Jack stood there, stoically in his long black coat with his arm in a sling and his polished loafers sinking into the mud. He had no umbrella and he didn't care. The rain washed over him, disguising his tears and soaking through his ill-fitting suit that Niki forced him to wear. His chin was prickly with stubble and dark bags hung under his bloodshot eyes. His lips were cracked and his skin was pale and sickly.
The past four days had run together like water-smeared ink on a page. There was no sleep, no food, no morning or setting sun to break up the bleakness of the hotel room where he had be
en watched every moment of the day and night to make sure he wouldn't harm himself. He languished in the grey light that had dared to filter in through the curtains.
Jack had only crawled out of bed to use the bathroom one time, but he crumpled to the tiles and stayed there for hours until Leo came to carry him back to bed. Not even the elixirs Opal crafted for him made a difference.

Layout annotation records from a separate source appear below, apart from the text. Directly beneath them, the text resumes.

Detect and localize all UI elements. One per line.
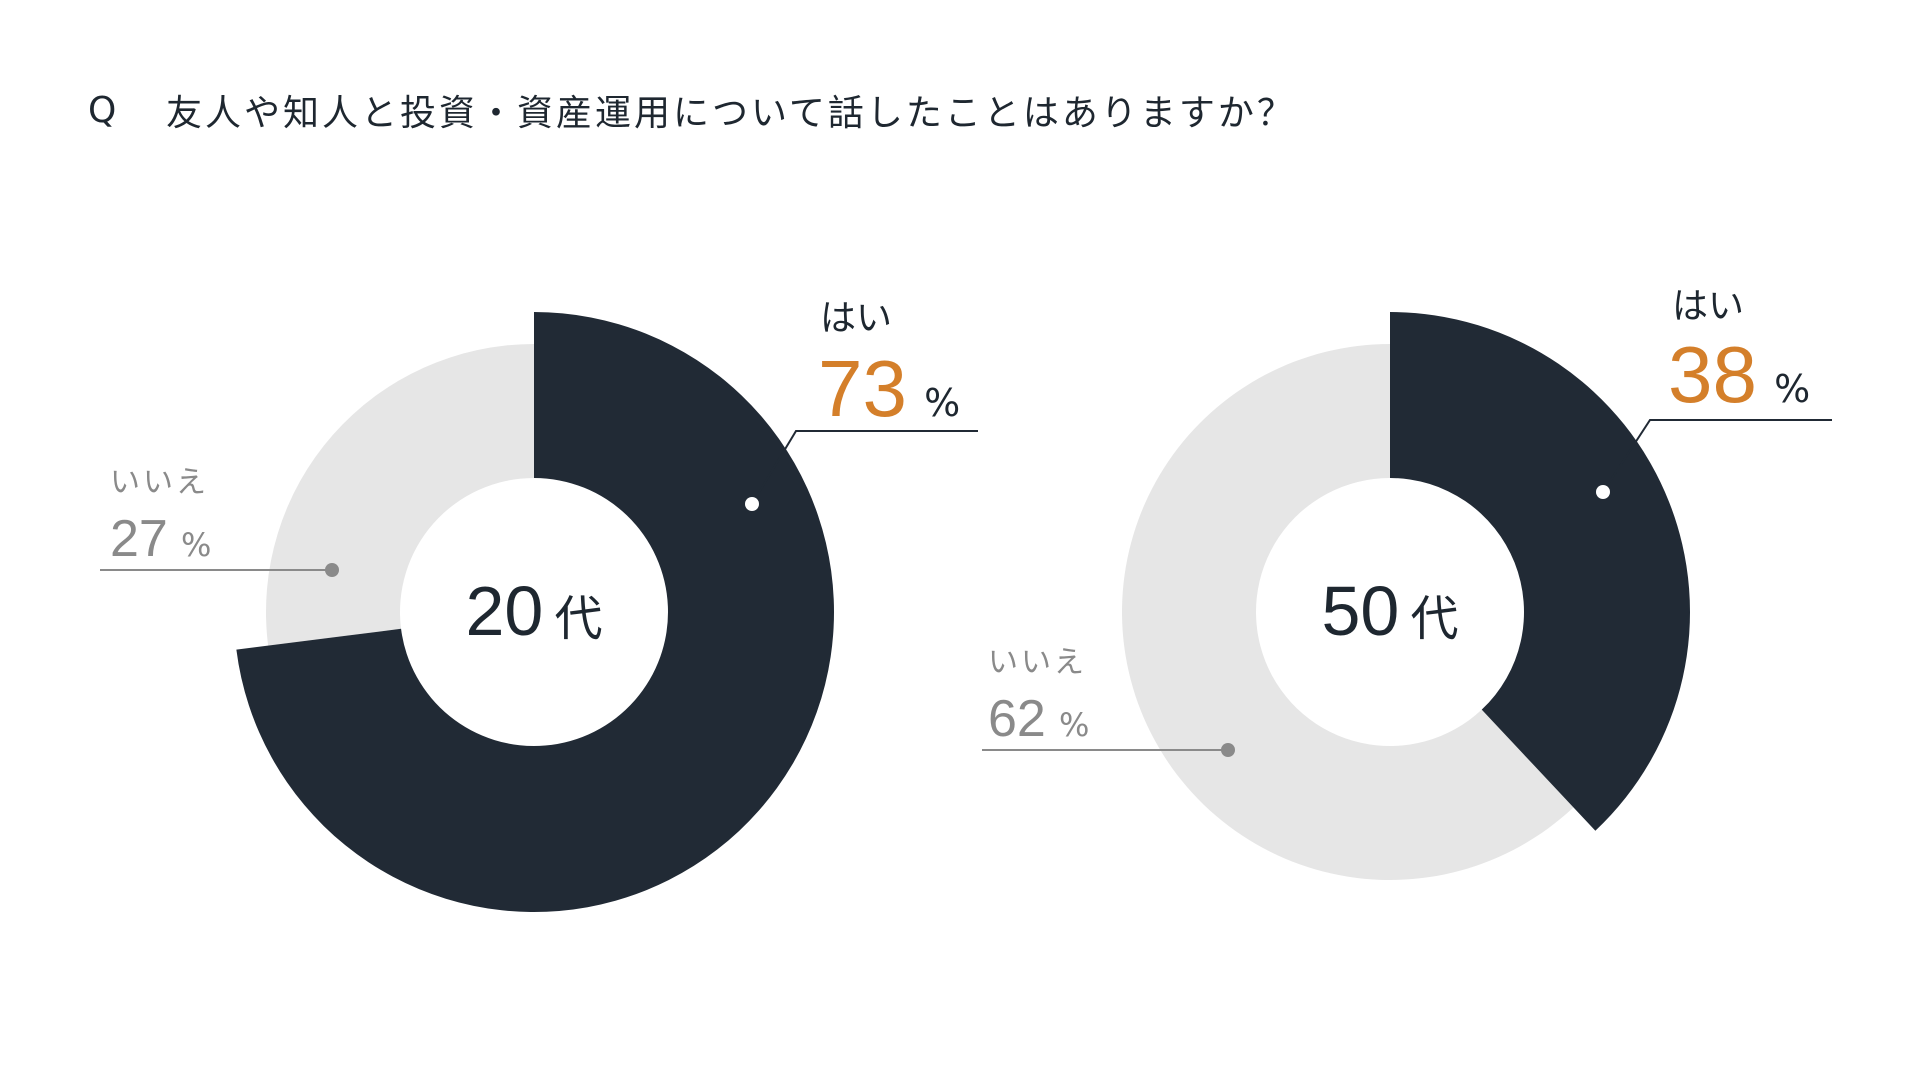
yes-unit-50s: % <box>1774 367 1810 411</box>
yes-label-50s: はい <box>1672 286 1744 327</box>
yes-label-20s: はい <box>820 298 892 339</box>
yes-pct-50s: 38 <box>1668 330 1757 419</box>
leader-line-yes-20s <box>751 430 978 505</box>
no-unit-50s: % <box>1059 706 1089 744</box>
yes-pct-20s: 73 <box>818 344 907 433</box>
slice-yes-20s <box>236 312 834 912</box>
slice-no-50s <box>1121 343 1574 880</box>
leader-dot-no-20s <box>325 563 339 577</box>
question-heading: Q 友人や知人と投資・資産運用について話したことはありますか？ <box>88 84 1296 136</box>
question-text: 友人や知人と投資・資産運用について話したことはありますか？ <box>166 93 1296 134</box>
no-value-20s: 27 % <box>110 510 211 568</box>
slice-yes-50s <box>1390 312 1690 831</box>
leader-dot-yes-50s <box>1596 485 1610 499</box>
question-mark: Q <box>88 89 117 131</box>
leader-dot-no-50s <box>1221 743 1235 757</box>
no-pct-50s: 62 <box>988 690 1046 748</box>
no-unit-20s: % <box>181 526 211 564</box>
donut-chart-50s: 50 代 はい 38 % いいえ 62 % <box>982 286 1832 880</box>
leader-dot-yes-20s <box>745 497 759 511</box>
donut-chart-20s: 20 代 はい 73 % いいえ 27 % <box>100 298 978 912</box>
center-number-50s: 50 <box>1322 572 1400 650</box>
no-label-50s: いいえ <box>988 645 1087 680</box>
yes-unit-20s: % <box>924 381 960 425</box>
center-suffix-20s: 代 <box>554 591 602 647</box>
leader-line-yes-50s <box>1602 419 1832 493</box>
center-number-20s: 20 <box>466 572 544 650</box>
center-suffix-50s: 代 <box>1410 591 1458 647</box>
no-pct-20s: 27 <box>110 510 168 568</box>
yes-value-20s: 73 % <box>818 344 960 433</box>
center-label-20s: 20 代 <box>466 572 603 650</box>
center-label-50s: 50 代 <box>1322 572 1459 650</box>
yes-value-50s: 38 % <box>1668 330 1810 419</box>
no-label-20s: いいえ <box>110 465 209 500</box>
no-value-50s: 62 % <box>988 690 1089 748</box>
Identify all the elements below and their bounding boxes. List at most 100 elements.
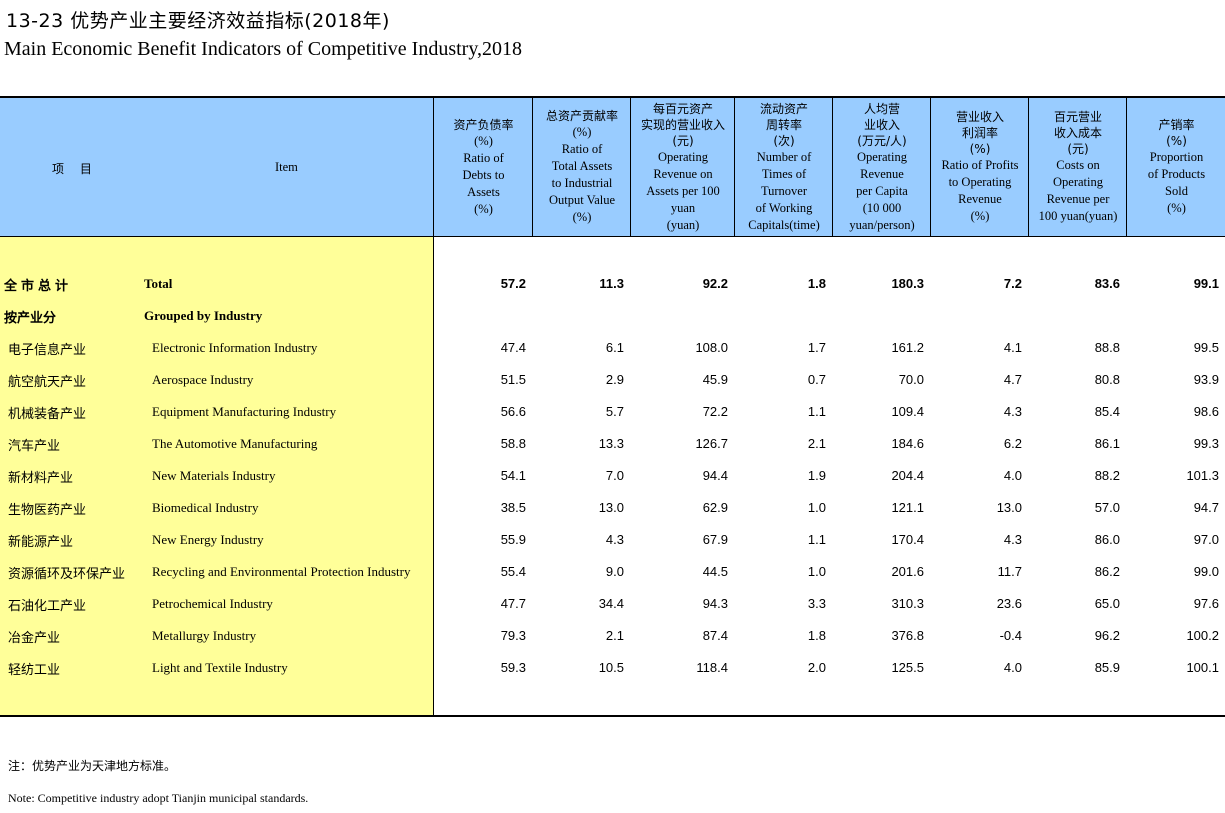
header-col-4-en-line: Times of bbox=[761, 166, 807, 181]
table-top-rule bbox=[0, 96, 1225, 98]
cell-value: 4.3 bbox=[1003, 404, 1022, 419]
header-col-4-en-line: Number of bbox=[756, 149, 812, 164]
row-label-en: Equipment Manufacturing Industry bbox=[152, 404, 337, 419]
header-col-5-en-line: (10 000 bbox=[862, 200, 902, 215]
cell-value: 13.0 bbox=[996, 500, 1022, 515]
header-col-5-cn-line: 人均营 bbox=[863, 101, 900, 116]
cell-value: 100.2 bbox=[1186, 628, 1219, 643]
header-col-2-en-line: Output Value bbox=[548, 193, 616, 207]
header-col-4-cn-line: 流动资产 bbox=[759, 101, 808, 116]
header-col-1-en-line: Debts to bbox=[462, 167, 505, 182]
cell-value: 2.1 bbox=[605, 628, 624, 643]
table-header: 项 目 Item 资产负债率 (%) Ratio of Debts to Assets(… bbox=[0, 98, 1225, 237]
header-col-7-cn-line: (元) bbox=[1067, 142, 1089, 156]
header-col-5: 人均营 业收入 (万元/人) Operating Revenue per Capita (1… bbox=[832, 98, 931, 236]
cell-value: 108.0 bbox=[695, 340, 728, 355]
row-label-en: Biomedical Industry bbox=[152, 500, 259, 515]
row-label-en: Total bbox=[144, 276, 173, 291]
cell-value: 58.8 bbox=[500, 436, 526, 451]
cell-value: 13.3 bbox=[598, 436, 624, 451]
cell-value: 170.4 bbox=[891, 532, 924, 547]
cell-value: 85.9 bbox=[1094, 660, 1120, 675]
table-row: 轻纺工业 Light and Textile Industry 59.3 10.5 11… bbox=[0, 652, 1225, 684]
header-col-7-en-line: 100 yuan(yuan) bbox=[1038, 209, 1118, 223]
cell-value: 79.3 bbox=[500, 628, 526, 643]
header-col-8-en-line: (%) bbox=[1167, 201, 1186, 215]
header-col-7-cn-line: 收入成本 bbox=[1053, 126, 1102, 140]
cell-value: 4.1 bbox=[1003, 340, 1022, 355]
cell-value: 87.4 bbox=[702, 628, 728, 643]
header-col-4-cn-line: (次) bbox=[773, 133, 795, 148]
header-col-5-en-line: Revenue bbox=[860, 166, 904, 181]
header-col-1-en-line: Assets bbox=[467, 184, 500, 199]
footnote-en: Note: Competitive industry adopt Tianjin… bbox=[8, 791, 309, 805]
table-row: 航空航天产业 Aerospace Industry 51.5 2.9 45.9 0.7 70… bbox=[0, 364, 1225, 396]
cell-value: 161.2 bbox=[891, 340, 924, 355]
header-col-8-cn-line: (%) bbox=[1166, 134, 1187, 148]
header-col-1: 资产负债率 (%) Ratio of Debts to Assets (%) bbox=[433, 98, 533, 236]
page-title-cn: 13-23 优势产业主要经济效益指标(2018年) bbox=[6, 10, 390, 32]
cell-value: 118.4 bbox=[696, 660, 728, 675]
cell-value: 99.3 bbox=[1193, 436, 1219, 451]
cell-value: 1.7 bbox=[807, 340, 826, 355]
cell-value: 86.0 bbox=[1094, 532, 1120, 547]
cell-value: 47.7 bbox=[500, 596, 526, 611]
cell-value: 97.6 bbox=[1193, 596, 1219, 611]
table-bottom-rule bbox=[0, 715, 1225, 717]
header-col-7-en-line: Operating bbox=[1053, 175, 1103, 189]
cell-value: 47.4 bbox=[500, 340, 526, 355]
cell-value: 80.8 bbox=[1094, 372, 1120, 387]
row-label-en: New Materials Industry bbox=[152, 468, 276, 483]
header-col-8-en-line: of Products bbox=[1147, 167, 1206, 181]
header-col-2: 总资产贡献率 (%) Ratio of Total Assets to Industri… bbox=[532, 98, 631, 236]
cell-value: 96.2 bbox=[1094, 628, 1120, 643]
cell-value: 54.1 bbox=[500, 468, 526, 483]
header-col-4-en-line: Turnover bbox=[760, 183, 808, 198]
row-label-cn: 新能源产业 bbox=[8, 535, 74, 550]
cell-value: 1.8 bbox=[807, 628, 826, 643]
row-label-en: The Automotive Manufacturing bbox=[152, 436, 318, 451]
table-row: 按产业分 Grouped by Industry bbox=[0, 300, 1225, 332]
row-label-en: Light and Textile Industry bbox=[152, 660, 288, 675]
header-col-2-en-line: (%) bbox=[572, 210, 592, 224]
cell-value: 7.2 bbox=[1003, 276, 1022, 291]
row-label-cn: 生物医药产业 bbox=[8, 503, 87, 518]
table-row: 资源循环及环保产业 Recycling and Environmental Pro… bbox=[0, 556, 1225, 588]
cell-value: 62.9 bbox=[702, 500, 728, 515]
cell-value: 57.0 bbox=[1094, 500, 1120, 515]
header-col-3-en-line: yuan bbox=[670, 200, 696, 215]
cell-value: 99.0 bbox=[1193, 564, 1219, 579]
cell-value: 3.3 bbox=[807, 596, 826, 611]
header-col-3: 每百元资产 实现的营业收入 (元) Operating Revenue on Assets… bbox=[630, 98, 735, 236]
cell-value: 6.2 bbox=[1003, 436, 1022, 451]
header-col-5-en-line: per Capita bbox=[856, 183, 908, 198]
row-label-cn: 机械装备产业 bbox=[8, 407, 87, 422]
header-col-3-en-line: (yuan) bbox=[666, 217, 700, 232]
header-col-6-en-line: Revenue bbox=[958, 192, 1002, 206]
cell-value: 94.7 bbox=[1193, 500, 1219, 515]
cell-value: 5.7 bbox=[605, 404, 624, 419]
header-col-8-en-line: Proportion bbox=[1149, 150, 1204, 164]
cell-value: 88.2 bbox=[1094, 468, 1120, 483]
header-col-2-en-line: (%) bbox=[572, 125, 592, 139]
cell-value: 38.5 bbox=[500, 500, 526, 515]
cell-value: 65.0 bbox=[1094, 596, 1120, 611]
cell-value: 99.5 bbox=[1193, 340, 1219, 355]
cell-value: 6.1 bbox=[605, 340, 624, 355]
header-col-3-cn-line: (元) bbox=[672, 133, 694, 148]
cell-value: 67.9 bbox=[702, 532, 728, 547]
cell-value: 204.4 bbox=[891, 468, 924, 483]
cell-value: 94.4 bbox=[702, 468, 728, 483]
cell-value: 51.5 bbox=[500, 372, 526, 387]
cell-value: 1.9 bbox=[807, 468, 826, 483]
header-col-5-en-line: Operating bbox=[857, 149, 907, 164]
header-col-6-en-line: (%) bbox=[970, 209, 990, 223]
header-item-en: Item bbox=[275, 160, 298, 174]
table-row: 新材料产业 New Materials Industry 54.1 7.0 94.4 1.… bbox=[0, 460, 1225, 492]
page-title-en: Main Economic Benefit Indicators of Comp… bbox=[4, 38, 523, 60]
row-label-en: New Energy Industry bbox=[152, 532, 264, 547]
header-col-6: 营业收入 利润率 (%) Ratio of Profits to Operating Re… bbox=[930, 98, 1029, 236]
cell-value: 1.1 bbox=[807, 404, 826, 419]
cell-value: 93.9 bbox=[1193, 372, 1219, 387]
cell-value: 126.7 bbox=[695, 436, 728, 451]
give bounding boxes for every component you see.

Now here he was, the last place on Earth he ever wanted to be.
Niki took something from his father then slowly hobbled up to Ellie's casket. He paused and his voice cracked as he spoke. "We were inseparable, the three of us. We grew up together as friends, as siblings, as close as three kids could be. We loved each other and Ellie was in the middle of that. Everything we did, she called the shots. We would have done anything to see her smile. She was so filled with life and love for everything around her. She was too good, too pure for this place. Ellie . . . Ellie wasn't like us. She wasn't rough around the edges or moody or sad. She was innocence, she was grace, she was happiness."
Jack bit his lip.
"I'm not a very religious person, as most of you know, but I have to have faith in one thing. I have to believe that there's something after this. There has to be. We feel too much, we experience too much, we love too much to just burn out into nothing. But if we do go into the darkness, I know that Ellie's light is shining so bright in that void that it's bringing beauty to the bleakness. She was like that. She lit up every room she entered with that smile that I would have died to see again."
Jack stuffed his trembling hands into his pockets when Opal wrapped him in a comforting hug.